Learning Time-Varying Graph Signals via Koopman
This work addresses the challenge of handling dynamic graph data for applications like predicting graph evolution, but it appears incremental as it adapts an existing method to a specific domain.
The paper tackles the problem of modeling and analyzing time-varying graph data, such as sensor measurements or UAV trajectories, by proposing a Koopman autoencoder framework to learn underlying non-linear dynamics for prediction and reconstruction tasks, achieving unspecified results without concrete numbers.

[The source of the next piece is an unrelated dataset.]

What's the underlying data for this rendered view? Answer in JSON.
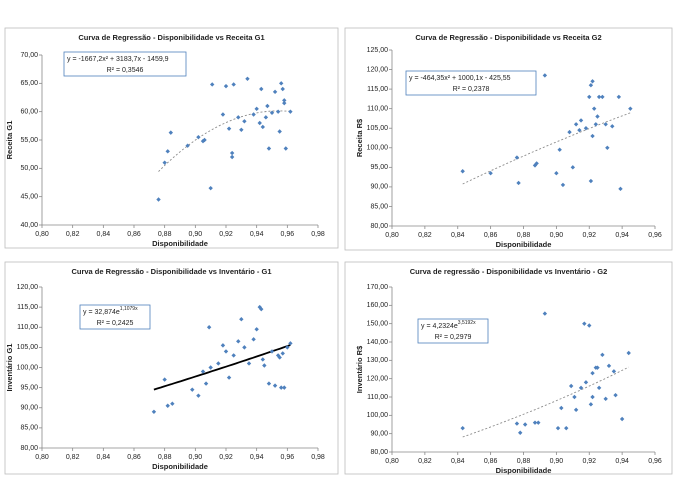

A wide variety of real-world data, such as sea measurements, e.g., temperatures collected by distributed sensors and multiple unmanned aerial vehicles (UAV) trajectories, can be naturally represented as graphs, often exhibiting non-Euclidean structures. These graph representations may evolve over time, forming time-varying graphs. Effectively modeling and analyzing such dynamic graph data is critical for tasks like predicting graph evolution and reconstructing missing graph data. In this paper, we propose a framework based on the Koopman autoencoder (KAE) to handle time-varying graph data. Specifically, we assume the existence of a hidden non-linear dynamical system, where the state vector corresponds to the graph embedding of the time-varying graph signals. To capture the evolving graph structures, the graph data is first converted into a vector time series through graph embedding, representing the structural information in a finite-dimensional latent space. In this latent space, the KAE is applied to learn the underlying non-linear dynamics governing the temporal evolution of graph features, enabling both prediction and reconstruction tasks.